Das würde nicht passieren, wenn ich mit hochgelagertem Oberkörper im Bett liegen würde, aber im Sitzen konnte ich noch nie gut schlafen. Ich erinnere mich noch an längere Busfahrten anno dazumal nach Schweden, London oder Spanien. Irgendwann schnarchen sie alle, nur ich bin am Ende der Fahrt geräderter als die Spurrillen der ausgebeulten Straße. Hätte ich damals gewusst, was ein Zuckerbrot heute mit mir macht, hätte ich nicht so rumgejammert wegen der paar verpassten Stunden Schlaf und die Welt um mich herum bewusster genossen.

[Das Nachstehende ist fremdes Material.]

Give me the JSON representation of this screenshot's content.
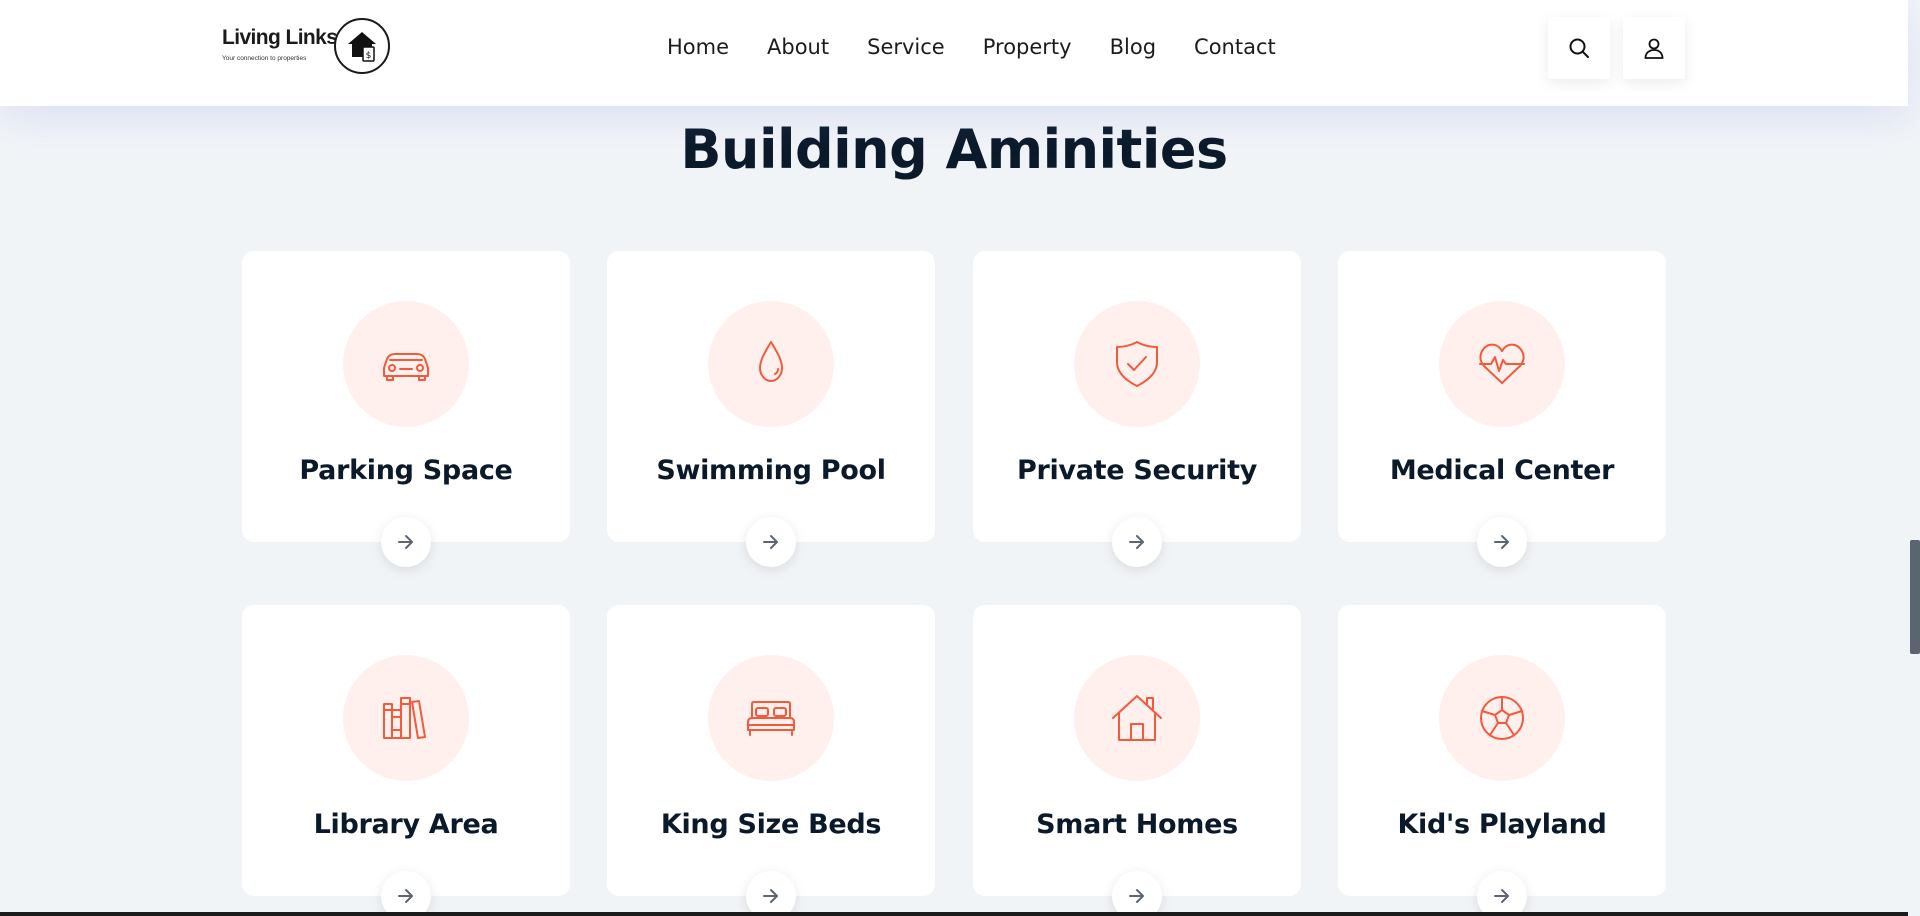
{
  "brand": {
    "name": "Living Links",
    "tagline": "Your connection to properties",
    "logo_icon": "house-dollar-icon"
  },
  "nav": {
    "items": [
      "Home",
      "About",
      "Service",
      "Property",
      "Blog",
      "Contact"
    ]
  },
  "header_actions": {
    "search_icon": "search-icon",
    "user_icon": "user-icon"
  },
  "section": {
    "title": "Building Aminities"
  },
  "amenities": [
    {
      "label": "Parking Space",
      "icon": "car-icon"
    },
    {
      "label": "Swimming Pool",
      "icon": "water-drop-icon"
    },
    {
      "label": "Private Security",
      "icon": "shield-check-icon"
    },
    {
      "label": "Medical Center",
      "icon": "heart-pulse-icon"
    },
    {
      "label": "Library Area",
      "icon": "books-icon"
    },
    {
      "label": "King Size Beds",
      "icon": "bed-icon"
    },
    {
      "label": "Smart Homes",
      "icon": "house-icon"
    },
    {
      "label": "Kid's Playland",
      "icon": "soccer-ball-icon"
    }
  ],
  "card_action_icon": "arrow-right-icon",
  "colors": {
    "accent": "#f35a3c",
    "icon_bg": "#fff0ee",
    "page_bg": "#f1f4f7",
    "heading": "#0b1a2a"
  }
}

Doch hätte, könnte, würde, sollte ist und war schon immer kein guter Lebensbegleiter. Der Konjunktiv darf von anderen benutzt werden, ich versuche im Hier und Jetzt zu bleiben. Was nicht einfach ist, wenn die Gegenwart so gut wie nichts mehr enthält, was man jahrelang kannte. Noch knapp eine Woche und dann ist es ein Jahr her, dass der Vater meiner Tochter uns verlassen hat. Der Klassiker: Nur mal eben weggefahren und nicht wiedergekommen. Allerdings nicht zum Zigarettenholen – was nicht daran liegt, dass heute kaum noch jemand raucht – sondern zum Sterben. Vor einem Jahr hat mein damaliger Mann Suicid begangen.
Ich schreibe „damaliger Mann“, weil er nicht mehr mein Mann ist. Weil es heißt: „Bis dass der Tod euch scheidet.“ Meine Tochter, ich nenne sie Lütte Locke, sagt „Papa Markus“ zu ihm. Vorgestern saß sie auf dem Schoß ihrer Oma, sang ein selbst gedichtetes Lied und unter anderem kam darin vor: „Unser Papa Markus ist gestorben, la la la.“ Sie ist dabei nicht mehr traurig, das ist einfach Realität. Sie könnte auch singen: „Die Sonne scheint, la la la.“
Diese Realität dauert jetzt schon ein Jahr an, aber ich habe mich immer noch nicht daran gewöhnt. Was hauptsächlich daran liegt, dass es keinen Alltag gibt. Dass dieses Leben in Extremen einfach nicht aufhört. Seit zwölf Monaten versuche ich, wenigstens Bruchstücke aus unserem alten Leben zu erhalten. Oder irgendeine Art von Sicherheit. Sieben Monate hat es gedauert, bis ich unsere Rentenbescheide bekommen habe. Erst danach konnte ich aufatmen. Zumindest einmal. Denn jetzt geht es darum, unser Haus zu sanieren, damit ich die laufenden Kosten senken kann. Nur so können wir hier wohnen bleiben.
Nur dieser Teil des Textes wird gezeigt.